Course Content (Themes, Concepts, Issues and Skills)
(NOTE: the topics may be chosen in any order by the instructor)
- Explain rock and mineral classification and identification.
- Explain how these materials form and how they are related to each other.
- Describe the major types of landscapes that make up the earth’s surface and how they are formed.
- Describe the earth’s internal structure and the processes shaping it.
- Explain the relationship between the processes that shape landscapes and those that shape internal structure.
- Explain the relationship between the processes that shape landscapes and structure and those that form crustal materials.
- Explain how geologic histories are constructed.
- Identify the major parts of and events in the geologic calendar.
- Discuss the personal and societal relevance of these topics.
Topics to be covered include
- Minerals - Properties, classification, and chemistry
- Igneous rocks - Identification and classification
- Magmas and magmatic cooling - Volcanism and intrusion
- Sediments and weathering
- Sedimentary rocks - Identification and classification
- Metamorphic rocks - Identification and classification
- Metamorphism - settings and processes
Landscapes and landscaping processes:
- Global topography and structure
- Topographic and geologic maps
- Mass wasting and related landscapes
- Streams and related landscapes
- Glacial systems and related landscapes
- Groundwater systems and related landscapes
- Crustal deformation and related structures (folds and faults)
- Earthquakes and plate tectonics
- Fossils and stratigraphy
- Relative and absolute dating techniques
- Geologic time scale; major events in Earth history
The purpose of this course is to gain knowledge and appreciation of geology through lecture/discussion sessions and laboratory experiences.

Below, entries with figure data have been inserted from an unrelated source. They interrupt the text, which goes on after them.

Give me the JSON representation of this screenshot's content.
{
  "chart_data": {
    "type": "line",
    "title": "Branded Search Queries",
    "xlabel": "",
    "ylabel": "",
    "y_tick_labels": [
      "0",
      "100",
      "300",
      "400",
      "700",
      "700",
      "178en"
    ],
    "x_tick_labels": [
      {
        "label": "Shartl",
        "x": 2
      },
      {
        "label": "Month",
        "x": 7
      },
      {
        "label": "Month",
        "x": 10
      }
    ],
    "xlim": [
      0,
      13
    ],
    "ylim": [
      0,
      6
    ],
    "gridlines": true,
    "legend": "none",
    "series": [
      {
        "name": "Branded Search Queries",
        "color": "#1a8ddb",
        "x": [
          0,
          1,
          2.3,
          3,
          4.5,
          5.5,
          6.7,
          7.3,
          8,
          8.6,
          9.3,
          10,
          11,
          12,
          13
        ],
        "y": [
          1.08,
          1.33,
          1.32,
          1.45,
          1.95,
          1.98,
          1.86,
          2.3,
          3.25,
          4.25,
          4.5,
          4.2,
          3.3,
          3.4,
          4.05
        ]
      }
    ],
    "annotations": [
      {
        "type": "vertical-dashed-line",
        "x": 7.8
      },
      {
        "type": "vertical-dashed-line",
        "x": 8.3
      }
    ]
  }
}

It is a one-term survey course that may be included as part of the years sequence in physical science for college transfer credit.
The course will have as many of the following components as feasible: lectures, discussions, lab activities, videos, slides, CDs, live television, field trips, and computer-aided instruction.
The text and materials for the course have been chosen by the faculty, and viewpoints shall be that of the author(s). This includes the topics of relativity, the geologic time scale, evolution of the Earth and its atmosphere, the solar system, the galaxy, and the universe.
Columbia Gorge Community College Science Department stands by the following statement about regarding science instruction:
Science is a fundamentally nondogmatic and self-correcting investigatory process. Theories (such as biological evolution and geologic time scale) are developed through scientific investigation are not decided in advance. As such, scientific theories can be and often are modified and revised through observation and experimentation. "Creation science", "Intelligent design" or similar beliefs are not considered legitimate science, but a form of religious advocacy. This position is established by legal precedence (Webster v. New Lenox School District #122, 917 F. 2d 1004).
The Science Department at Columbia Gorge Community College therefore stands with organizations such as the National Association of Biology Teachers in opposing the inclusion of pseudo-sciences in our science curricula except to reference and/or clarify its invalidity.